The amusing thing is that Mitchel's argument proves much more than he wants it to prove.
Because experiments can be undermined by a vast number of practical mistakes, the likeliest explanation for any failed replication will always be that the replicator bungled something along the way. Unless direct replications are conducted by flawless experimenters, nothing interesting can be learned from them.
Notice that the above argument applies just as well to the original experiment being replicated.
Yes, noticed.
Has anyone read his entire article? Does he attempt any justification for why this particular argument doesn't equally apply to the original experiment?
One principle I try to keep in mind is "The other guy is probably not a total moron. If it seems that way, you're probably missing something."
I read it. He has a section titled "The asymmetry between positive and negative evidence".
His argument is that a positive result is like seeing a black swan, and a null result is like seeing a white swan, and once you see a black swan, then no matter how many white swans you see it doesn't prove that all swans are white.
He addresses the objection that this leaves us unable to ever reject a spurious claim. His answer is that, since negative evidence is always meaningless, we should get positive evidence that the experimenter was wrong.
I think this is a fair summary of the section. It's not long, so you can check for yourself. I am... not impressed.
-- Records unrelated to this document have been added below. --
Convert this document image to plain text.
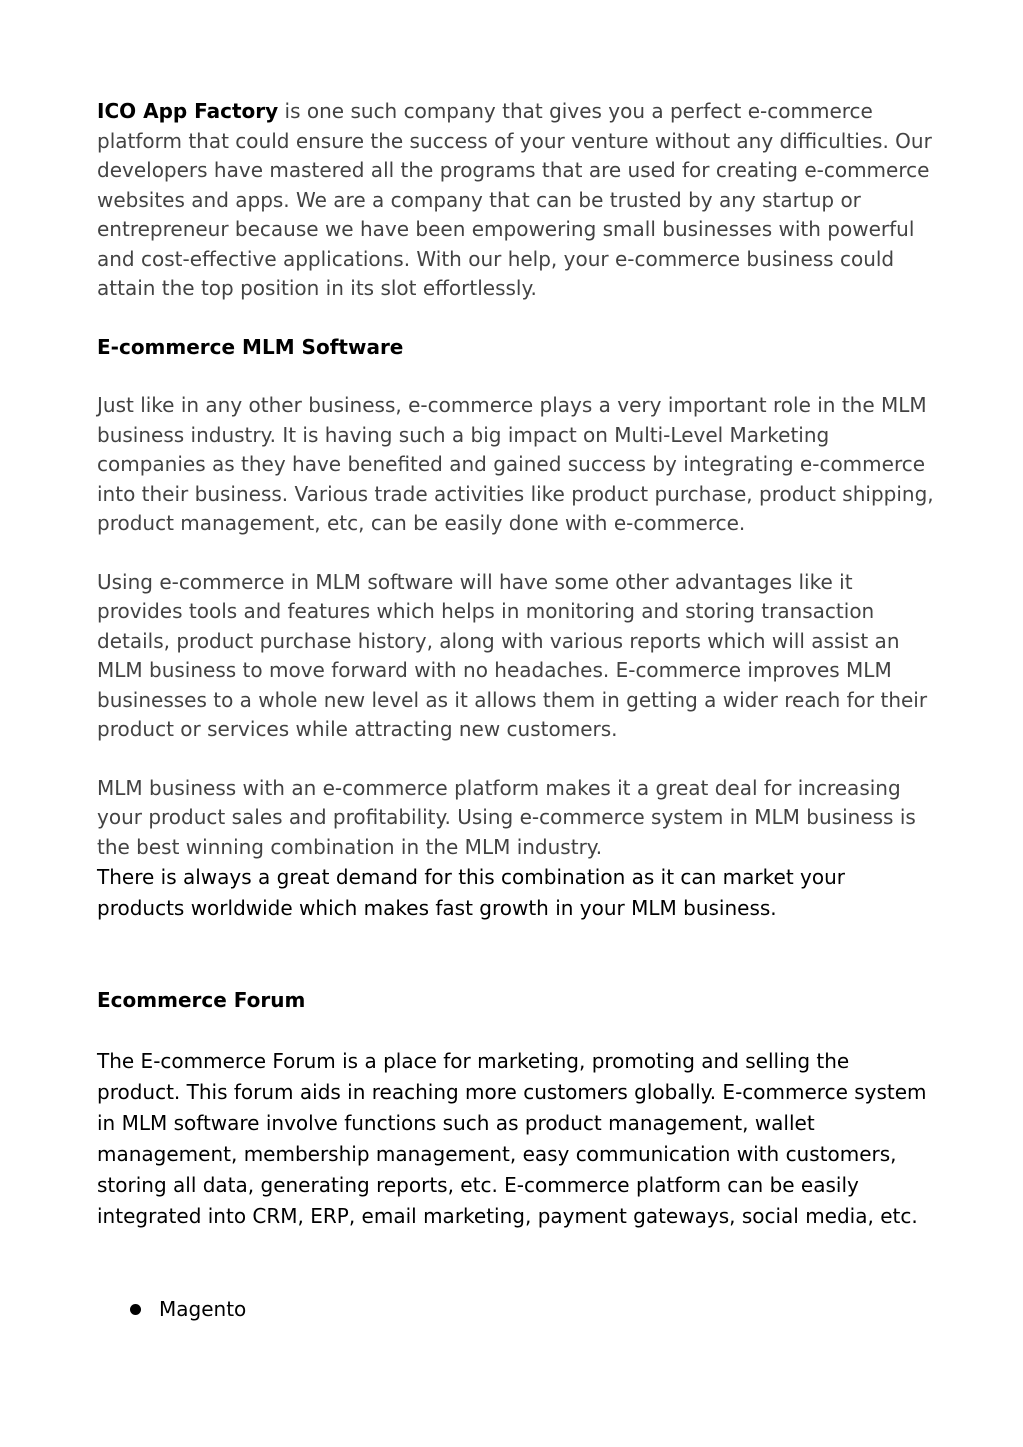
ICO App Factory is one such company that gives you a perfect e-commerce platform that could ensure the success of your venture without any difficulties. Our developers have mastered all the programs that are used for creating e-commerce websites and apps. We are a company that can be trusted by any startup or entrepreneur because we have been empowering small businesses with powerful and cost-effective applications. With our help, your e-commerce business could attain the top position in its slot effortlessly.

E-commerce MLM Software

Just like in any other business, e-commerce plays a very important role in the MLM business industry. It is having such a big impact on Multi-Level Marketing companies as they have benefited and gained success by integrating e-commerce into their business. Various trade activities like product purchase, product shipping, product management, etc, can be easily done with e-commerce.

Using e-commerce in MLM software will have some other advantages like it provides tools and features which helps in monitoring and storing transaction details, product purchase history, along with various reports which will assist an MLM business to move forward with no headaches. E-commerce improves MLM businesses to a whole new level as it allows them in getting a wider reach for their product or services while attracting new customers.

MLM business with an e-commerce platform makes it a great deal for increasing your product sales and profitability. Using e-commerce system in MLM business is the best winning combination in the MLM industry.

There is always a great demand for this combination as it can market your products worldwide which makes fast growth in your MLM business.

Ecommerce Forum

The E-commerce Forum is a place for marketing, promoting and selling the product. This forum aids in reaching more customers globally. E-commerce system in MLM software involve functions such as product management, wallet management, membership management, easy communication with customers, storing all data, generating reports, etc. E-commerce platform can be easily integrated into CRM, ERP, email marketing, payment gateways, social media, etc.

Magento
There's a lot wrong with the argument; he has no actual justification for assuming that social science is anything like swan-spotting.
But even within his unjustified analogy... apparently if someone reports a new color of swan in Australia, he might give polygraphs and vision tests to the reporter, but sending an expedition to Australia to check it out would be of no scientific value.
I don't think that means you are smarter than that Harvard professor. He is a very successful person and has reached heights coveted by many very smart people. It just means that the game he is playing is not one where you get ahead by saying things that make sense.
For example, if you listen to a successful politician and spot a false statement he utters, that does not mean that you are smarter than that politician.
You should have looked at his vita for a more accurate description of his activities. If you had looked at his paper titles, some of them indicate he's not a stranger to social justice like theorizing and investigation, and likewise his funding sources, on top of Harvard's well-earned reputation: eg. "What’s in a forename?: Cue familiarity and stereotypical thinking", "Gender differences in implicit weight identity", "Deflecting negative self-relevant stereotype activation: The effects of individuation", "Me and my group: Cultural status can disrupt cognitive consistency", and the funding:
June 2007 – May 2010: National Science Foundation (BCS 0642448), "The neural basis of stereotyping", $609,800 (co-PI: Mahzarin Banaji)...September 2010 – August 2012: Templeton Foundation for Positive Neuroscience, "Vicarious Neural Response to Others as a Basis for Altruistic Behavior", $180,000 (co-PI: Jamil Zaki)
And now you find a man saying that is is an irrelevant demand to expect a repeatable experiment. This is science?
-- Richard Feynman, "Cargo Cult Science"
(Yes, I am aware of the irony of appealing to authority to mock someone who says we need to defer more to established authorities.)
I sort of side with Mitchel on this.
A mentor of mine once told me that replication is useful, but not the most useful thing you could be doing because it's often better to do a followup experiment that rests on the premises established by the initial experiment. If the first experiment was wrong, the second experiment will end up wrong too. Science should not go even slower than it already does - just update and move on, don't obsess.
It's kind of how some of the landmark studies on priming failed to replicate, but there are so many followup studies which are explained by priming really well that it seems a bit silly to throw out the notion of priming just because of that.
Keep in mind, while you are unlikely to hit statistically significance where there is no real result, it's not statistically unlikely to have a real result that doesn't hit significance the next time you do it. Significance tests are attuned to get false negatives more often than false positives.
Emotionally though... when you get a positive result in breast cancer screening even when you're not at risk, you don't just shrug and say "probably a false positive" even though it is. Instead, you irrationally d...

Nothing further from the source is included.